E. 2.2.2 C. PJS et B. Sàrl indiquent que le texte de la loi est limpide et ne laisse aucune place à une forme implicite de renonciation telle qu’invoquée par le recourant (act. 11, p. 3). Les intimées contestent en outre tout comportement contraire à la bonne foi dénoncé par le recourant.

E. 2.3 Comme le relèvent à juste titre tant le MPC que les sociétés intimées, le texte de l’art. 120 al. 1 CPP est clair, tout comme la doctrine y relative (cf. supra consid. 2.1). Que ce soit par écrit, par oral, ou expressément, la renonciation doit être claire et sans équivoque, et émaner de la partie dont les droits sont touchés. En cas de doute, il appartient au Ministère public d’interpeler les plaignants pour savoir s’ils entendent renoncer à leur statut de plaignants au civil et/ou au pénal, ou s’assurer qu’ils entendent bien renoncer à leurs droits. En l’espèce les plaignantes ont expressément indiqué qu’elles n’avaient nullement renoncé à leurs prétentions civiles. Il n’incombe à cet égard pas au recourant de déduire, en l’absence de telles déclarations, du renoncement à certains droits qui ne lui appartiennent pas. Cela suffit à sceller le sort du recours.
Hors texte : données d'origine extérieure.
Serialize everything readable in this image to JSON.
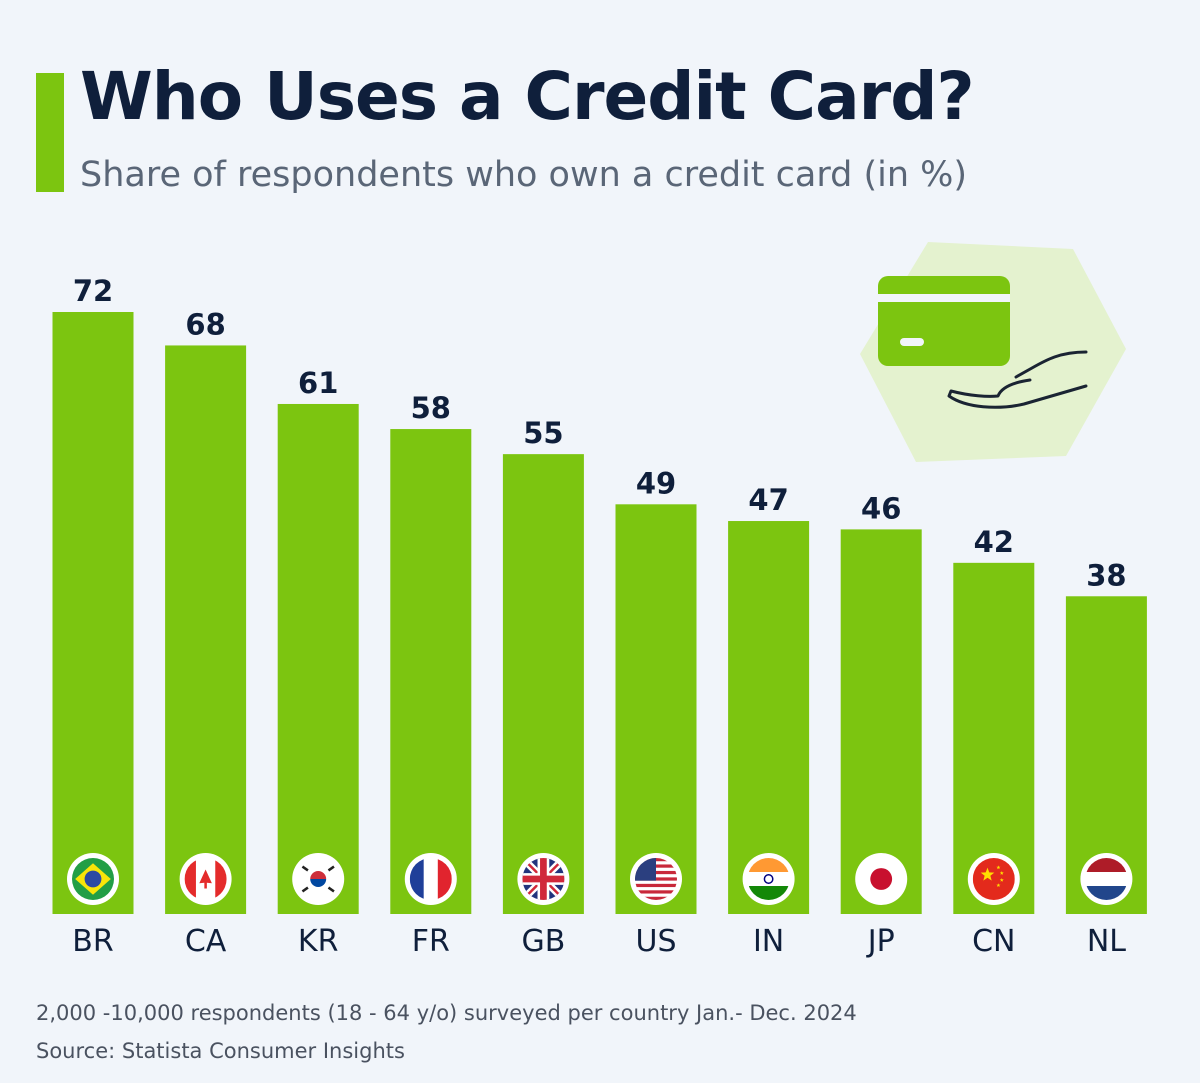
{
  "header": {
    "title": "Who Uses a Credit Card?",
    "subtitle": "Share of respondents who own a credit card (in %)"
  },
  "colors": {
    "accent": "#7cc510",
    "bar": "#7cc510",
    "title": "#0f1f3b",
    "background": "#f1f5fa"
  },
  "chart_data": {
    "type": "bar",
    "title": "Who Uses a Credit Card?",
    "subtitle": "Share of respondents who own a credit card (in %)",
    "categories": [
      "BR",
      "CA",
      "KR",
      "FR",
      "GB",
      "US",
      "IN",
      "JP",
      "CN",
      "NL"
    ],
    "values": [
      72,
      68,
      61,
      58,
      55,
      49,
      47,
      46,
      42,
      38
    ],
    "flags": [
      "brazil-flag-icon",
      "canada-flag-icon",
      "south-korea-flag-icon",
      "france-flag-icon",
      "uk-flag-icon",
      "usa-flag-icon",
      "india-flag-icon",
      "japan-flag-icon",
      "china-flag-icon",
      "netherlands-flag-icon"
    ],
    "ylim": [
      0,
      72
    ],
    "grid": false,
    "legend": "none"
  },
  "illustration": {
    "icon": "credit-card-in-hand-icon"
  },
  "footer": {
    "note": "2,000 -10,000 respondents (18 - 64 y/o) surveyed per country Jan.- Dec. 2024",
    "source": "Source: Statista Consumer Insights"
  }
}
En effet, les considérations relatives au jugement civil rendu à Y., respectivement la reconnaissance d’un tel jugement dans le cadre de la procédure suisse, ou encore le fait de porter un litige devant différentes juridictions, n’ont pas à être traitées dans le cadre de l’examen du statut d’une partie à la procédure. Partant, force est de constater qu’en l’espèce, les parties plaignantes n’ont nullement renoncé à leur statut de demanderesses sur le plan civil, de sorte que l’ordonnance du MPC du 21 octobre 2020 ne peut qu’être confirmée.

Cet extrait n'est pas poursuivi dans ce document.